Prospect Capital Corp., a private lender with a 20-year history, has responded to recent criticisms regarding its financial practices and reliance on individual investors. In a statement on its website this week, the company emphasized its strong access to diversified funding from a range of sources, including numerous bank lenders. The firm also defended its use of payment-in-kind (PIK) interest arrangements, which allow borrowers to pay interest with additional debt rather than cash, stating that these arrangements are appropriate in certain situations.

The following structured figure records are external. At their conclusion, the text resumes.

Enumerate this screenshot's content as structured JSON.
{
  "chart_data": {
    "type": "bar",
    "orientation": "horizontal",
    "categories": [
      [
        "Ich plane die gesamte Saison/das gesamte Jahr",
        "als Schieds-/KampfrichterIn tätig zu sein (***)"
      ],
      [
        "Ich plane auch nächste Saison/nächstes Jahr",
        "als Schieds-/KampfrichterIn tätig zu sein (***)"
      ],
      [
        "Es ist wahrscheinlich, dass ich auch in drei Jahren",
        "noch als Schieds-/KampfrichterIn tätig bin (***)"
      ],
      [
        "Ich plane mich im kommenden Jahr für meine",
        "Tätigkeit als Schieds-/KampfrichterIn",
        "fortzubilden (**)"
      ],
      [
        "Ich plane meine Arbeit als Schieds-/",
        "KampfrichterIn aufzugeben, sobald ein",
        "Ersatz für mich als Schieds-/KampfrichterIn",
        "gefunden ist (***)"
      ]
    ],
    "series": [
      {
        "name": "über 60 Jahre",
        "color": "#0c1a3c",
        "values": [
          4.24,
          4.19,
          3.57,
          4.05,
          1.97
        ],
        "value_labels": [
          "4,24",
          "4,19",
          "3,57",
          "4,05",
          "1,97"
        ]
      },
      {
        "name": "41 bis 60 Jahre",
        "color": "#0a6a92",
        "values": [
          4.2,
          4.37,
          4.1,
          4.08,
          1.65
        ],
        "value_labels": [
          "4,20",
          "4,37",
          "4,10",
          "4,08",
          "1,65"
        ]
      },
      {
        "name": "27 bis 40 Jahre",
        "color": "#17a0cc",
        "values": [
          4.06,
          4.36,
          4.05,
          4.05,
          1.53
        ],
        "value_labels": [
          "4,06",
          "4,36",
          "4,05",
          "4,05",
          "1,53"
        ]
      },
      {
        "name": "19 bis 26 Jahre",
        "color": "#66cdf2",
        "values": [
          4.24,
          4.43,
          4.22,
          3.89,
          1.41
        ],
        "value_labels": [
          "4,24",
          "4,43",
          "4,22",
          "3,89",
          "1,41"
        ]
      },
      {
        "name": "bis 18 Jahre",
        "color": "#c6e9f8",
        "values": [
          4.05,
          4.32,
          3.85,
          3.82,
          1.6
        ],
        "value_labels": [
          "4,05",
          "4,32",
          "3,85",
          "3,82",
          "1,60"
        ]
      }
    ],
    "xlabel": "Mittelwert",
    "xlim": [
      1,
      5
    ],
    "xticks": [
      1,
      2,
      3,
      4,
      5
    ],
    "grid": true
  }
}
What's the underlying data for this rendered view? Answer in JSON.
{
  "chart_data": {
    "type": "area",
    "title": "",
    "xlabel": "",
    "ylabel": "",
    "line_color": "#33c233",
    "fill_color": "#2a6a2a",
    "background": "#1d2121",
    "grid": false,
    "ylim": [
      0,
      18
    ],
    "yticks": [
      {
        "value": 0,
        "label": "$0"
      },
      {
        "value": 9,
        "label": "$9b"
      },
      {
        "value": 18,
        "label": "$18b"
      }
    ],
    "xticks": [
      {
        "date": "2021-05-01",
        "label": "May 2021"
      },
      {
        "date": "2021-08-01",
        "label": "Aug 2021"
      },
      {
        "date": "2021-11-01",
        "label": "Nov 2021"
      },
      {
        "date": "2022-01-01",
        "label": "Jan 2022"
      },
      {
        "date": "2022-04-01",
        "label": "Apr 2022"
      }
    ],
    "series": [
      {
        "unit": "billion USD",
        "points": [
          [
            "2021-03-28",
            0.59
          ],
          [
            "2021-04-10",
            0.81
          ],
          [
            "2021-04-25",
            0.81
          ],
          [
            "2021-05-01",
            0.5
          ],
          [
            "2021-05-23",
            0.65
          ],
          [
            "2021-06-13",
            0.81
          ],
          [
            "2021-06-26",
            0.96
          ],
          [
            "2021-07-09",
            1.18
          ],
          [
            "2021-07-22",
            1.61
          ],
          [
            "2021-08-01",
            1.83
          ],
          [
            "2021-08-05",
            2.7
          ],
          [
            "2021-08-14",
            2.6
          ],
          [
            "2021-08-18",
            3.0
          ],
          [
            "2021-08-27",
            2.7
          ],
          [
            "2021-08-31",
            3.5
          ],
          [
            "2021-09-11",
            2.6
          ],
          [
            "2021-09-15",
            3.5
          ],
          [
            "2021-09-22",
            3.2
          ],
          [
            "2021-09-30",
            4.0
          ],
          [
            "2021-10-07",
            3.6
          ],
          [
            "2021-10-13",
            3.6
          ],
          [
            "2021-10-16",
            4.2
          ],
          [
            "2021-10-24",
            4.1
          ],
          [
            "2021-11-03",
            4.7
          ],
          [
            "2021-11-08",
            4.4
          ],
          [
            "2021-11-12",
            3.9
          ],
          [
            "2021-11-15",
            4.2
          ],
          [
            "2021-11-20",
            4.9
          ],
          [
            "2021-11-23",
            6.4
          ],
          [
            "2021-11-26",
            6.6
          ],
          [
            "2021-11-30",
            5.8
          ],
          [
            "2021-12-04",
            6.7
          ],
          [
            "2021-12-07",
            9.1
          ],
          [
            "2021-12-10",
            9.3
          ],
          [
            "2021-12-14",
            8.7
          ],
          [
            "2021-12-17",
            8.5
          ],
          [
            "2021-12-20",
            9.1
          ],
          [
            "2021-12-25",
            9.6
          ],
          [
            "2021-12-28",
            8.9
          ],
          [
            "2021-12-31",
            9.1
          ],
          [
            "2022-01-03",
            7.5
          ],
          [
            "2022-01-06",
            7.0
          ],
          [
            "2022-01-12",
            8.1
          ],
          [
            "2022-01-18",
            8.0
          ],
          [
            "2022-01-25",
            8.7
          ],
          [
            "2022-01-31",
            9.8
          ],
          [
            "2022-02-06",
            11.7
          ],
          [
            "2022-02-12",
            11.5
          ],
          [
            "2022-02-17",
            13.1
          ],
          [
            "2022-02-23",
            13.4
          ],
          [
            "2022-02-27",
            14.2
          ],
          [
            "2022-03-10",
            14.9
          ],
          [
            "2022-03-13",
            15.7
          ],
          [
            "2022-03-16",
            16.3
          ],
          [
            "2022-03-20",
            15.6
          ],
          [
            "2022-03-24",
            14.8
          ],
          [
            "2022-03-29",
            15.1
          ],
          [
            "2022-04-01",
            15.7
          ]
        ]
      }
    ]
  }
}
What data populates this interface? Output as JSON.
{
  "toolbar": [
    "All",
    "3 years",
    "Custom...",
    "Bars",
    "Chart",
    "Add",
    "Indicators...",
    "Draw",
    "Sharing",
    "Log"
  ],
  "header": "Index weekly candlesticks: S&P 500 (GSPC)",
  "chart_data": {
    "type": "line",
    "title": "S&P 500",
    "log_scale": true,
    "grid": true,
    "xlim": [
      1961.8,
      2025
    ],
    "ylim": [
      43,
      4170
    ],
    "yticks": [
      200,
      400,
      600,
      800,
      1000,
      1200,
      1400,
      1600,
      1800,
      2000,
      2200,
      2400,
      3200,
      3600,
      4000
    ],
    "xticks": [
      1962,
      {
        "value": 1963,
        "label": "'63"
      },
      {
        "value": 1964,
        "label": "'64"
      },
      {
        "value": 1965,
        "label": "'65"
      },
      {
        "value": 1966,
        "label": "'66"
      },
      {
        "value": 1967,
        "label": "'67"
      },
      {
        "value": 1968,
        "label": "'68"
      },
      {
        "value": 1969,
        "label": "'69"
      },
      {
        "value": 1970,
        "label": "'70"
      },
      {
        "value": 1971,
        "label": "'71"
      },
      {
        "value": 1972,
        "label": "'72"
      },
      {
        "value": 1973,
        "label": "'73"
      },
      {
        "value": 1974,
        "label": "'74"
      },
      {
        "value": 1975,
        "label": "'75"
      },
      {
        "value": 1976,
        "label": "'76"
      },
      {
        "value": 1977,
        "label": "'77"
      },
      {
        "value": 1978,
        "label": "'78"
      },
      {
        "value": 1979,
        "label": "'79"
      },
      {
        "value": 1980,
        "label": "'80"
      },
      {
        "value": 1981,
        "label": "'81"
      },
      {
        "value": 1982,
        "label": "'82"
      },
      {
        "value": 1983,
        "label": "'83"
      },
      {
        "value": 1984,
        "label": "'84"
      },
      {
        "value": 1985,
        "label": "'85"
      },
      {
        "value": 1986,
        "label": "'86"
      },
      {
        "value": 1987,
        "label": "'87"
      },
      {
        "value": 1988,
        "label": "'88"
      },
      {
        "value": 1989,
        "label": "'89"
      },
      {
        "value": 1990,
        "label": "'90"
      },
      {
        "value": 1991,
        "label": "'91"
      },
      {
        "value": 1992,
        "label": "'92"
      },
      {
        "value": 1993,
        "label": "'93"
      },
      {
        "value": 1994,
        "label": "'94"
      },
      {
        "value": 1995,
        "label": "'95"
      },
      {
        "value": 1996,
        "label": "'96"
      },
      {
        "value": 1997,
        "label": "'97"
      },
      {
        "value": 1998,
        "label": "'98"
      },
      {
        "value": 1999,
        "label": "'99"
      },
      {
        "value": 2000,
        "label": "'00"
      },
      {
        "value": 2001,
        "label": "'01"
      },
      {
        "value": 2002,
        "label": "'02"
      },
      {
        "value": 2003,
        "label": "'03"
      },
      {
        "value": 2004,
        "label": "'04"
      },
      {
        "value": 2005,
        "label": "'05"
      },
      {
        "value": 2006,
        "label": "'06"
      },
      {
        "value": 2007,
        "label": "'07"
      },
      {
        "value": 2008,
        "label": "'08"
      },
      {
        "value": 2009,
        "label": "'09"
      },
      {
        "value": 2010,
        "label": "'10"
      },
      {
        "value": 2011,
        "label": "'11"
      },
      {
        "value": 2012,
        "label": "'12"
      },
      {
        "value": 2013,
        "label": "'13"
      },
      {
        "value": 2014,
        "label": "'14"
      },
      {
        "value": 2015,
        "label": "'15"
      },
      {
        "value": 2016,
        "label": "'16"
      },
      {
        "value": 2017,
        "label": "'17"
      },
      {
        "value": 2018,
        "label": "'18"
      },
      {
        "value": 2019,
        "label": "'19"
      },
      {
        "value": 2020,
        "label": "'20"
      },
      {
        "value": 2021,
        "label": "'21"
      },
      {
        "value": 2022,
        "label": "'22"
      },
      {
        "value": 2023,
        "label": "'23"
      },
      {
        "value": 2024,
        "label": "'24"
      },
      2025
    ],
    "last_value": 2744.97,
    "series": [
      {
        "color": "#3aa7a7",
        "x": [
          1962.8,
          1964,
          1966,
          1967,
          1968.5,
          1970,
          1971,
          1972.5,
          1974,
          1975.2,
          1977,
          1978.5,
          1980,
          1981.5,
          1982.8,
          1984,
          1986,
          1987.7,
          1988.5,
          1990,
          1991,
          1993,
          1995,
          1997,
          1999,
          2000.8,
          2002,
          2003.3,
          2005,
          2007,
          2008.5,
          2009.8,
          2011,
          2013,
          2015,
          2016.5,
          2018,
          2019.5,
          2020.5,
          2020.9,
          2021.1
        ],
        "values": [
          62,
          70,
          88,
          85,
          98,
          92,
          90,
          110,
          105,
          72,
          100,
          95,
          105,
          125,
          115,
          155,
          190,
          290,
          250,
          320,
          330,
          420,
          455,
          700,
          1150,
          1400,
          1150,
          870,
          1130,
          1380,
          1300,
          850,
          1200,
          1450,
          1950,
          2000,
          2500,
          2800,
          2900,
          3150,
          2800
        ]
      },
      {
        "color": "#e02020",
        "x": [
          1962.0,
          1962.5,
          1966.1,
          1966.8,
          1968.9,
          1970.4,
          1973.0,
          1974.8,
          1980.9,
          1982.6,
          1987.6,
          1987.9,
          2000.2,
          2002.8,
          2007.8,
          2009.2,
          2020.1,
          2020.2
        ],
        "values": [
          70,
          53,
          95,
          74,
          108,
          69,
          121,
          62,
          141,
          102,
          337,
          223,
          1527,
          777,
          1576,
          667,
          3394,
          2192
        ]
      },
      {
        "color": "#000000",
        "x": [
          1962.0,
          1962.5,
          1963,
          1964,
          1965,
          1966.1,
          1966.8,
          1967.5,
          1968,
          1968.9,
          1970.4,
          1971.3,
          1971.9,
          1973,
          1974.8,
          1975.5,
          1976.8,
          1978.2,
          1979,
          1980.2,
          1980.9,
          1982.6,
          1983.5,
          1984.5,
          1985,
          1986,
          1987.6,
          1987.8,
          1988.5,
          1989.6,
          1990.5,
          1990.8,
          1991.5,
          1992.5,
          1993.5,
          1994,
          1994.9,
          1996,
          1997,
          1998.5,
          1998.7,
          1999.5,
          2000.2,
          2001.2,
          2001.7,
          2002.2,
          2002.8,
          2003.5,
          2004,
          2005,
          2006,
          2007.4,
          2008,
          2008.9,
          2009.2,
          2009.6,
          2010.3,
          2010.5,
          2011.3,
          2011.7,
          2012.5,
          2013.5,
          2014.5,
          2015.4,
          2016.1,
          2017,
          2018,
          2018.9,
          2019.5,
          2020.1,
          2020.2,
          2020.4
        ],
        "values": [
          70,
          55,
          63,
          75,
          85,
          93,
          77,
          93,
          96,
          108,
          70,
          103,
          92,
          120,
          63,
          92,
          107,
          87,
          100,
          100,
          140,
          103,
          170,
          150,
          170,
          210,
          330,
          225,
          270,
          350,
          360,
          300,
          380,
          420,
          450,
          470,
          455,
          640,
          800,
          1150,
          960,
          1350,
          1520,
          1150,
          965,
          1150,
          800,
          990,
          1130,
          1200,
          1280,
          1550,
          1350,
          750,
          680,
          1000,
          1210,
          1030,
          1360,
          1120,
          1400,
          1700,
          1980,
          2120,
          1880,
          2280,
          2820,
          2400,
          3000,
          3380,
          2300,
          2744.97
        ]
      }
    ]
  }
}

According to Prospect, the use of PIK interest can be a beneficial funding method for specific portfolio companies that are making investments in their businesses, especially when those investments are valued significantly above Prospect's initial cost. This approach, they argue, helps certain companies grow and maximize their potential.
The company’s statement comes in the wake of a Bloomberg News report that raised concerns among analysts about an $8 billion private credit fund managed by Prospect. The report highlighted the risks associated with the firm’s use of PIK arrangements and noted that shares in the fund have dropped by 9% since the report's publication, reaching their lowest point in four years.
Analysts also expressed worries about Prospect's reliance on preferred equity and small bond sales to individual investors, suggesting that this approach is unsustainable. They pointed out that the company has continued to pay large dividends to shareholders despite a cash shortfall caused by its strained loan portfolio.
In its defence, Prospect pointed out that it has completed several institutional bond sales and has strategically delayed issuing more bonds in hopes of benefiting from lower interest rates in the future. The company also highlighted its rigorous screening process and diversified investment strategy, which extends to its real estate investment trust, which constitutes about 20% of the fund’s portfolio.
Prospect further noted that its fund has a very low share of non-accrual loans—loans on which lenders risk losing money—at just 0.4%, along with low leverage as of March. The fund has maintained investment-grade ratings from five credit rating agencies and has delivered superior total returns compared to its peers.
Despite the recent criticism and the drop in share prices, Prospect remains confident in its financial practices and the long-term sustainability of its funding strategies.